Enhanced Operating System Support for MPI on Multi-Core Processors

Colloq: Speaker: 
Ron Brightwell
Colloq: Speaker Institution: 
Sandia National Laboratories
Colloq: Date and Time: 
Mon, 2009-04-20 15:00
Colloq: Location: 
ORNL, Bldg. 5100, Room 125
Colloq: Host: 
Jeffrey Vetter
Colloq: Host Email: 
Colloq: Abstract: 
The impact of commodity multi-core processors on the general computing community has been extensive. One can no longer assume that an application will run faster on successive generations of processors unless the application has been parallelized to take advantage of the increasing core count. The parallel computing community has also been adversely impacted by multi-core processors.
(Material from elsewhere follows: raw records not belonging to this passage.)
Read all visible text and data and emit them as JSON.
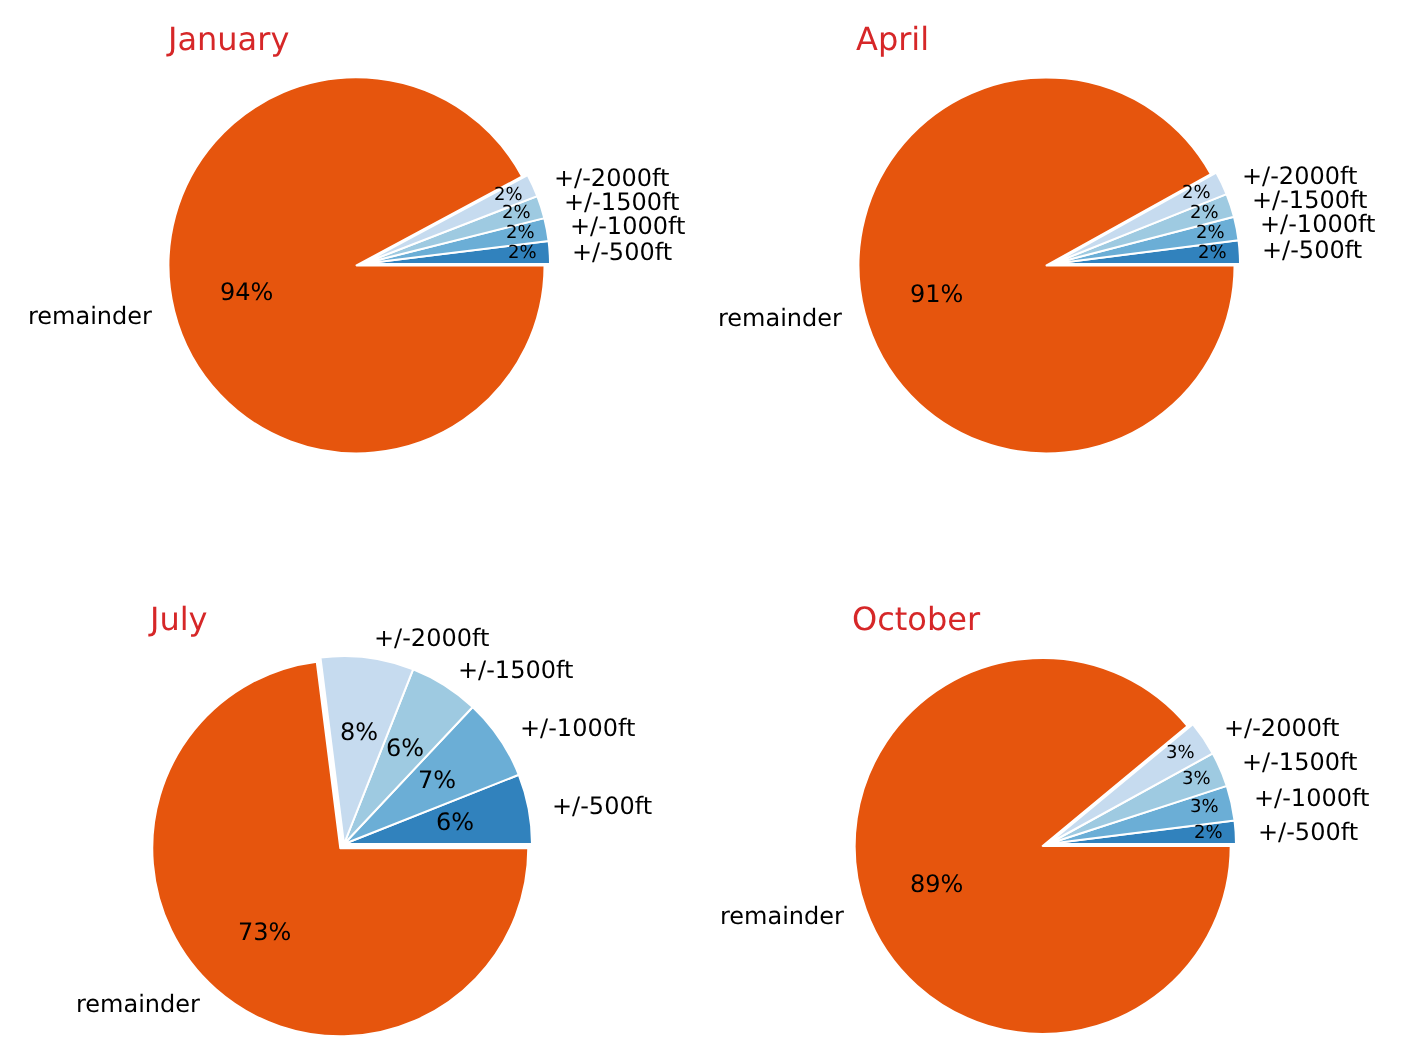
{
  "chart_data": [
    {
      "type": "pie",
      "title": "January",
      "categories": [
        "+/-500ft",
        "+/-1000ft",
        "+/-1500ft",
        "+/-2000ft",
        "remainder"
      ],
      "values": [
        2,
        2,
        2,
        2,
        94
      ],
      "value_labels": [
        "2%",
        "2%",
        "2%",
        "2%",
        "94%"
      ],
      "colors": [
        "#3182bd",
        "#6baed6",
        "#9ecae1",
        "#c6dbef",
        "#e6550d"
      ]
    },
    {
      "type": "pie",
      "title": "April",
      "categories": [
        "+/-500ft",
        "+/-1000ft",
        "+/-1500ft",
        "+/-2000ft",
        "remainder"
      ],
      "values": [
        2,
        2,
        2,
        2,
        91
      ],
      "value_labels": [
        "2%",
        "2%",
        "2%",
        "2%",
        "91%"
      ],
      "colors": [
        "#3182bd",
        "#6baed6",
        "#9ecae1",
        "#c6dbef",
        "#e6550d"
      ]
    },
    {
      "type": "pie",
      "title": "July",
      "categories": [
        "+/-500ft",
        "+/-1000ft",
        "+/-1500ft",
        "+/-2000ft",
        "remainder"
      ],
      "values": [
        6,
        7,
        6,
        8,
        73
      ],
      "value_labels": [
        "6%",
        "7%",
        "6%",
        "8%",
        "73%"
      ],
      "colors": [
        "#3182bd",
        "#6baed6",
        "#9ecae1",
        "#c6dbef",
        "#e6550d"
      ]
    },
    {
      "type": "pie",
      "title": "October",
      "categories": [
        "+/-500ft",
        "+/-1000ft",
        "+/-1500ft",
        "+/-2000ft",
        "remainder"
      ],
      "values": [
        2,
        3,
        3,
        3,
        89
      ],
      "value_labels": [
        "2%",
        "3%",
        "3%",
        "3%",
        "89%"
      ],
      "colors": [
        "#3182bd",
        "#6baed6",
        "#9ecae1",
        "#c6dbef",
        "#e6550d"
      ]
    }
  ]
}
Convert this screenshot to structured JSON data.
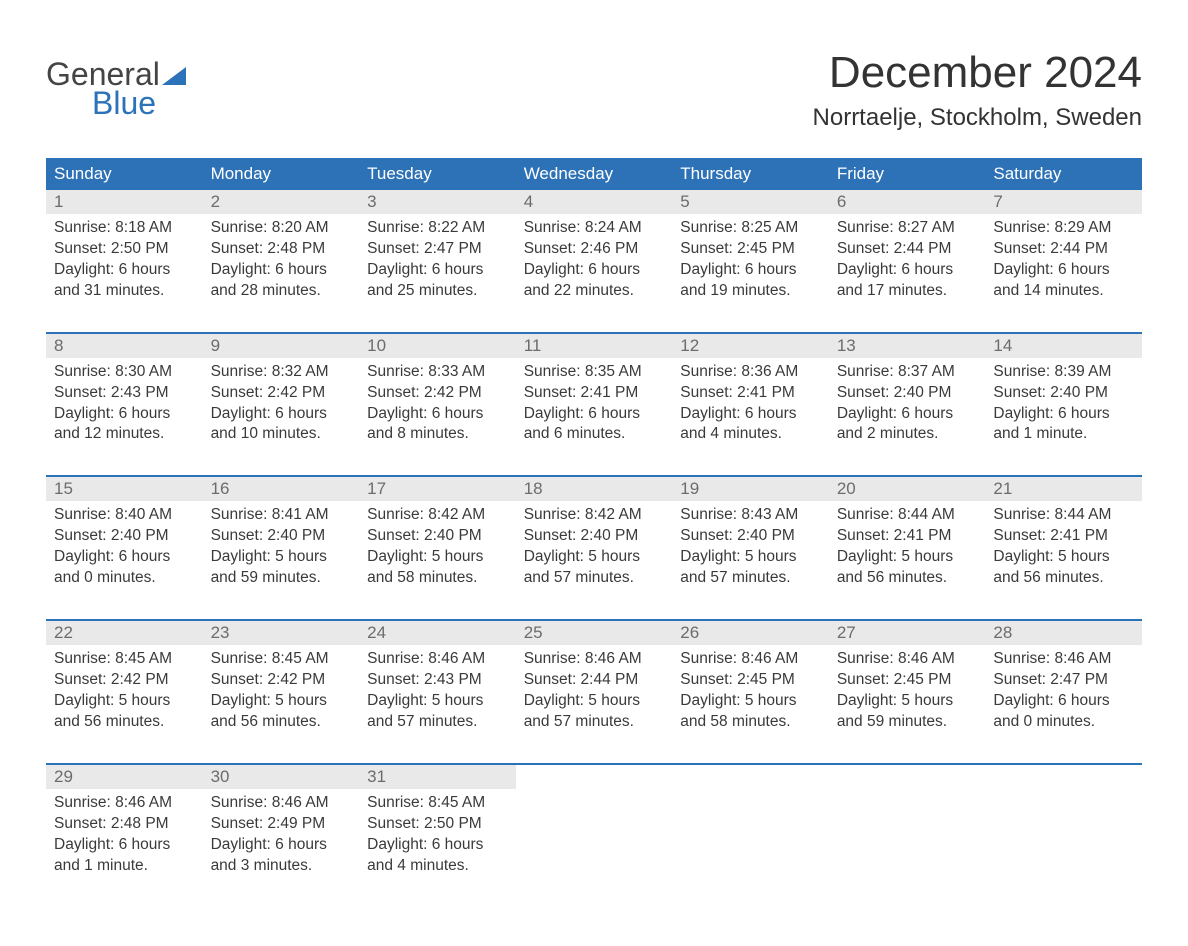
{
  "brand": {
    "word1": "General",
    "word2": "Blue",
    "word1_color": "#444444",
    "word2_color": "#2b72b8",
    "shape_color": "#2b72b8"
  },
  "title": "December 2024",
  "location": "Norrtaelje, Stockholm, Sweden",
  "colors": {
    "header_bg": "#2d72b6",
    "header_text": "#ffffff",
    "daynum_bg": "#e9e9e9",
    "daynum_text": "#6c6c6c",
    "body_text": "#3a3a3a",
    "page_bg": "#ffffff",
    "week_separator": "#2d72b6"
  },
  "typography": {
    "month_title_fontsize": 44,
    "location_fontsize": 24,
    "weekday_fontsize": 17,
    "daynum_fontsize": 17,
    "daytext_fontsize": 15.5,
    "font_family": "Arial"
  },
  "weekdays": [
    "Sunday",
    "Monday",
    "Tuesday",
    "Wednesday",
    "Thursday",
    "Friday",
    "Saturday"
  ],
  "weeks": [
    [
      {
        "n": "1",
        "sunrise": "Sunrise: 8:18 AM",
        "sunset": "Sunset: 2:50 PM",
        "dl1": "Daylight: 6 hours",
        "dl2": "and 31 minutes."
      },
      {
        "n": "2",
        "sunrise": "Sunrise: 8:20 AM",
        "sunset": "Sunset: 2:48 PM",
        "dl1": "Daylight: 6 hours",
        "dl2": "and 28 minutes."
      },
      {
        "n": "3",
        "sunrise": "Sunrise: 8:22 AM",
        "sunset": "Sunset: 2:47 PM",
        "dl1": "Daylight: 6 hours",
        "dl2": "and 25 minutes."
      },
      {
        "n": "4",
        "sunrise": "Sunrise: 8:24 AM",
        "sunset": "Sunset: 2:46 PM",
        "dl1": "Daylight: 6 hours",
        "dl2": "and 22 minutes."
      },
      {
        "n": "5",
        "sunrise": "Sunrise: 8:25 AM",
        "sunset": "Sunset: 2:45 PM",
        "dl1": "Daylight: 6 hours",
        "dl2": "and 19 minutes."
      },
      {
        "n": "6",
        "sunrise": "Sunrise: 8:27 AM",
        "sunset": "Sunset: 2:44 PM",
        "dl1": "Daylight: 6 hours",
        "dl2": "and 17 minutes."
      },
      {
        "n": "7",
        "sunrise": "Sunrise: 8:29 AM",
        "sunset": "Sunset: 2:44 PM",
        "dl1": "Daylight: 6 hours",
        "dl2": "and 14 minutes."
      }
    ],
    [
      {
        "n": "8",
        "sunrise": "Sunrise: 8:30 AM",
        "sunset": "Sunset: 2:43 PM",
        "dl1": "Daylight: 6 hours",
        "dl2": "and 12 minutes."
      },
      {
        "n": "9",
        "sunrise": "Sunrise: 8:32 AM",
        "sunset": "Sunset: 2:42 PM",
        "dl1": "Daylight: 6 hours",
        "dl2": "and 10 minutes."
      },
      {
        "n": "10",
        "sunrise": "Sunrise: 8:33 AM",
        "sunset": "Sunset: 2:42 PM",
        "dl1": "Daylight: 6 hours",
        "dl2": "and 8 minutes."
      },
      {
        "n": "11",
        "sunrise": "Sunrise: 8:35 AM",
        "sunset": "Sunset: 2:41 PM",
        "dl1": "Daylight: 6 hours",
        "dl2": "and 6 minutes."
      },
      {
        "n": "12",
        "sunrise": "Sunrise: 8:36 AM",
        "sunset": "Sunset: 2:41 PM",
        "dl1": "Daylight: 6 hours",
        "dl2": "and 4 minutes."
      },
      {
        "n": "13",
        "sunrise": "Sunrise: 8:37 AM",
        "sunset": "Sunset: 2:40 PM",
        "dl1": "Daylight: 6 hours",
        "dl2": "and 2 minutes."
      },
      {
        "n": "14",
        "sunrise": "Sunrise: 8:39 AM",
        "sunset": "Sunset: 2:40 PM",
        "dl1": "Daylight: 6 hours",
        "dl2": "and 1 minute."
      }
    ],
    [
      {
        "n": "15",
        "sunrise": "Sunrise: 8:40 AM",
        "sunset": "Sunset: 2:40 PM",
        "dl1": "Daylight: 6 hours",
        "dl2": "and 0 minutes."
      },
      {
        "n": "16",
        "sunrise": "Sunrise: 8:41 AM",
        "sunset": "Sunset: 2:40 PM",
        "dl1": "Daylight: 5 hours",
        "dl2": "and 59 minutes."
      },
      {
        "n": "17",
        "sunrise": "Sunrise: 8:42 AM",
        "sunset": "Sunset: 2:40 PM",
        "dl1": "Daylight: 5 hours",
        "dl2": "and 58 minutes."
      },
      {
        "n": "18",
        "sunrise": "Sunrise: 8:42 AM",
        "sunset": "Sunset: 2:40 PM",
        "dl1": "Daylight: 5 hours",
        "dl2": "and 57 minutes."
      },
      {
        "n": "19",
        "sunrise": "Sunrise: 8:43 AM",
        "sunset": "Sunset: 2:40 PM",
        "dl1": "Daylight: 5 hours",
        "dl2": "and 57 minutes."
      },
      {
        "n": "20",
        "sunrise": "Sunrise: 8:44 AM",
        "sunset": "Sunset: 2:41 PM",
        "dl1": "Daylight: 5 hours",
        "dl2": "and 56 minutes."
      },
      {
        "n": "21",
        "sunrise": "Sunrise: 8:44 AM",
        "sunset": "Sunset: 2:41 PM",
        "dl1": "Daylight: 5 hours",
        "dl2": "and 56 minutes."
      }
    ],
    [
      {
        "n": "22",
        "sunrise": "Sunrise: 8:45 AM",
        "sunset": "Sunset: 2:42 PM",
        "dl1": "Daylight: 5 hours",
        "dl2": "and 56 minutes."
      },
      {
        "n": "23",
        "sunrise": "Sunrise: 8:45 AM",
        "sunset": "Sunset: 2:42 PM",
        "dl1": "Daylight: 5 hours",
        "dl2": "and 56 minutes."
      },
      {
        "n": "24",
        "sunrise": "Sunrise: 8:46 AM",
        "sunset": "Sunset: 2:43 PM",
        "dl1": "Daylight: 5 hours",
        "dl2": "and 57 minutes."
      },
      {
        "n": "25",
        "sunrise": "Sunrise: 8:46 AM",
        "sunset": "Sunset: 2:44 PM",
        "dl1": "Daylight: 5 hours",
        "dl2": "and 57 minutes."
      },
      {
        "n": "26",
        "sunrise": "Sunrise: 8:46 AM",
        "sunset": "Sunset: 2:45 PM",
        "dl1": "Daylight: 5 hours",
        "dl2": "and 58 minutes."
      },
      {
        "n": "27",
        "sunrise": "Sunrise: 8:46 AM",
        "sunset": "Sunset: 2:45 PM",
        "dl1": "Daylight: 5 hours",
        "dl2": "and 59 minutes."
      },
      {
        "n": "28",
        "sunrise": "Sunrise: 8:46 AM",
        "sunset": "Sunset: 2:47 PM",
        "dl1": "Daylight: 6 hours",
        "dl2": "and 0 minutes."
      }
    ],
    [
      {
        "n": "29",
        "sunrise": "Sunrise: 8:46 AM",
        "sunset": "Sunset: 2:48 PM",
        "dl1": "Daylight: 6 hours",
        "dl2": "and 1 minute."
      },
      {
        "n": "30",
        "sunrise": "Sunrise: 8:46 AM",
        "sunset": "Sunset: 2:49 PM",
        "dl1": "Daylight: 6 hours",
        "dl2": "and 3 minutes."
      },
      {
        "n": "31",
        "sunrise": "Sunrise: 8:45 AM",
        "sunset": "Sunset: 2:50 PM",
        "dl1": "Daylight: 6 hours",
        "dl2": "and 4 minutes."
      },
      null,
      null,
      null,
      null
    ]
  ]
}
While the increase in computation power and density from multi-core processors is encouraging, the majority of scientific parallel computing applications depend as much on memory subsystem performance as on compute performance. To make the problem worse, the MPI model, upon which nearly all scalable parallel applications are based, exacerbates the limited memory bandwidth available to a processor.We have developed an operating system page table mapping strategy called SMARTMAP that allows processes on a multi-core processor to directly access each other's memory through simple virtual address bit manipulation. The SMARTMAP capability allows the cooperating parallel processes on a compute node to run independently as separate address spaces, but also provides the ability for the processes to act as threads running in a single address space. When used to implement MPI, SMARTMAP eliminates all extraneous memory-to-memory copies imposed by UNIX-based shared memory strategies, significantly reducing pressure on the memory subsystem for intra-node data transfers. In addition, SMARTMAP can easily support operations that UNIX-based shared memory cannot, such as direct, in-place, threaded MPI reduction operations and one-sided get/put operations.This talk will describe the implementation of SMARTMAP in the Catamount lightweight kernel that runs on the Cray XT-based Red Storm platform at Sandia National Labs. We will show performance results comparing a SMARTMAP-enabled MPI to traditional UNIX-based shared memory approaches for MPI. We will also briefly describe several related ongoing research projects, including the next-generation Portals high-performance network programming interface.
Colloq: Speaker Bio: 
Ron Brightwell received his BS in mathematics in 1991 and his MS in computer science in 1994 from Mississippi State University. He joined Sandia National Laboratories in 1995 and is currently a Principal Member of Technical Staff. While at Sandia, he has designed and developed software for lightweight compute node operating systems and high-performance networks on several large-scale massively parallel systems, including the Intel Paragon and TeraFLOPS, and the Cray T3 and XT series of machines. His research interests include high-performance, scalable communication interfaces and protocols for system area networks, operating systems for massively parallel processing machines, and parallel program performance analysis libraries and tools.